WTF I just almost got ran over by a fucking cop!!!!!!
LOL you shoulda thrown yourself in front for money. Fucking cops!
Can we reminisce? I held a mans penis while he peed. This is the craziest night I've ever had.
I am in the hospital with a broken wrist because a guy told me that if I punched him it "wouldn't hurt." it hurt. me. Thank you 11 jello shots.
do we own a ladder
We do not.
then how am i on the roof
He asked me what I wanted the cake to say and I then asked him if "I'm sorry for throwing up in your bed last night" was too long. He said it was...
I did sing regulators with a random black dude at The Rail without looking at the screen, hugged him and walked off stage. I pretty much live up to all expectations.
i actually texted him "nice to see you" but then there was a saved draft "i think about you when i get off." dodged that bullet...
Is it bad that I coached my cousins 6 year old boy to steal a 30 rack of keystone out of an unattended cooler at our family reunion, or was I just giving him a social head start in high school? I err on the side of awesome.
and the oscar for 'most creative swearing' goes to you for 'jesus's bloody fucksticks'
I need to be put in a corner surrounded by pamphlets of stds and babies
You called it motorboating but you just snot rocketed into my tits.
I feel like it is our duty to make homophobic people more afraid of us. They're never going to change, but maybe we can get to a "wrath of god" kind of worship-him-or-he'll-destroy-you-with-his-care-bear-stare type thing.
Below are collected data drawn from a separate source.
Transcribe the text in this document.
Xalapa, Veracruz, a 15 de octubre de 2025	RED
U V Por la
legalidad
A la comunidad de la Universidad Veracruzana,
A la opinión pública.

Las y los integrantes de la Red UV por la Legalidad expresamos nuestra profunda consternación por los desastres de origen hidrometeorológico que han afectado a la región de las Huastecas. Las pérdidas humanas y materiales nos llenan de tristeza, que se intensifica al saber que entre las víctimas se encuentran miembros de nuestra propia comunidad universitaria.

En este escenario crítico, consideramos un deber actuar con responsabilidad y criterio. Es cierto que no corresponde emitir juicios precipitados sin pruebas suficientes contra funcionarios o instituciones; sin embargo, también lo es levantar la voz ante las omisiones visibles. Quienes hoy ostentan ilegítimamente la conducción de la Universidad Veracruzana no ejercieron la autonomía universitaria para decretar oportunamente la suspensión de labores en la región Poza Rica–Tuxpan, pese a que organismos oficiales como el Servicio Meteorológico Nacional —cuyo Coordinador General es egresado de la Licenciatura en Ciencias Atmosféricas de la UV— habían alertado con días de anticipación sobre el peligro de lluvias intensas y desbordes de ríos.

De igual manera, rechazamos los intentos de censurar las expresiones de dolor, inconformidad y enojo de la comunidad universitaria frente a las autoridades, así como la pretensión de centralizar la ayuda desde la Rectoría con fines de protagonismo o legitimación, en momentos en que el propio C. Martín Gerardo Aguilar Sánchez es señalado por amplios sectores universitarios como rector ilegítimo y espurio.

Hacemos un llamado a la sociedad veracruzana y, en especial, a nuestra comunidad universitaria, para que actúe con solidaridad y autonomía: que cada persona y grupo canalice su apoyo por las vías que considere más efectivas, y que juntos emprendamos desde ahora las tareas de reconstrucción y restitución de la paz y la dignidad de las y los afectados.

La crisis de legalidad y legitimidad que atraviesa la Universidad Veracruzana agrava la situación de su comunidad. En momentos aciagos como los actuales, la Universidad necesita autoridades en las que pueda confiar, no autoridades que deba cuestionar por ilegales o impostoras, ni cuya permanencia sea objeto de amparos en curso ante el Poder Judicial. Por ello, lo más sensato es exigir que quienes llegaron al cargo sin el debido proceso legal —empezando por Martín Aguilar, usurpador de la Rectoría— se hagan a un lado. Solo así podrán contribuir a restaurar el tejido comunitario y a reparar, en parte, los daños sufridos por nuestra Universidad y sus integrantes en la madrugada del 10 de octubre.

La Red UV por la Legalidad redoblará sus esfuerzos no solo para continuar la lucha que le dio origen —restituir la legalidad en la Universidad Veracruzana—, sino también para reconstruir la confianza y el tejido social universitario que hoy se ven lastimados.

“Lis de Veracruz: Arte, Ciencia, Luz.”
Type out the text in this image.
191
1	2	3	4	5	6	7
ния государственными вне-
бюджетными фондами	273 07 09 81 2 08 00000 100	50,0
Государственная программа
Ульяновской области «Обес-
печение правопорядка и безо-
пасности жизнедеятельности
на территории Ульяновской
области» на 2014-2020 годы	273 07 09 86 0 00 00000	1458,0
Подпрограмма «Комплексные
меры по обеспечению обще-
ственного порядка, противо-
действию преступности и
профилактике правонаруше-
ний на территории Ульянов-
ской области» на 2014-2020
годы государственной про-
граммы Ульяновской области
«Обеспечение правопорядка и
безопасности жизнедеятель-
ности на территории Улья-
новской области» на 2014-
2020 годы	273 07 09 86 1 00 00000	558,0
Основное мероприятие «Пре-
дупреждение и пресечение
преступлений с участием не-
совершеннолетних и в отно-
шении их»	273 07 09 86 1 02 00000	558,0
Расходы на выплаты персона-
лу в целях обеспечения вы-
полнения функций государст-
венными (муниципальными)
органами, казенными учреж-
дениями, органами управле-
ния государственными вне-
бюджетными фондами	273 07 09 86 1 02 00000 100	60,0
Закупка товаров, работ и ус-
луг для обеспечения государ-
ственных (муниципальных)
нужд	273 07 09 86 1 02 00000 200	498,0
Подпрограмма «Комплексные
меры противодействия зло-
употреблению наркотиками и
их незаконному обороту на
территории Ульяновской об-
Drunk level: ugly crying in the bar upon discovery of sweet tarts and not smarties.
I just drunkenly signed my mortgage application...
Is this how the global financial crisis happened?
Where do you think black out memories go?
Into the dark abysmal abyss of the deepest, darkest part of your mind. It's obviously the bodies natural defense to protect you from witnessing the shit you do while actually blacked out.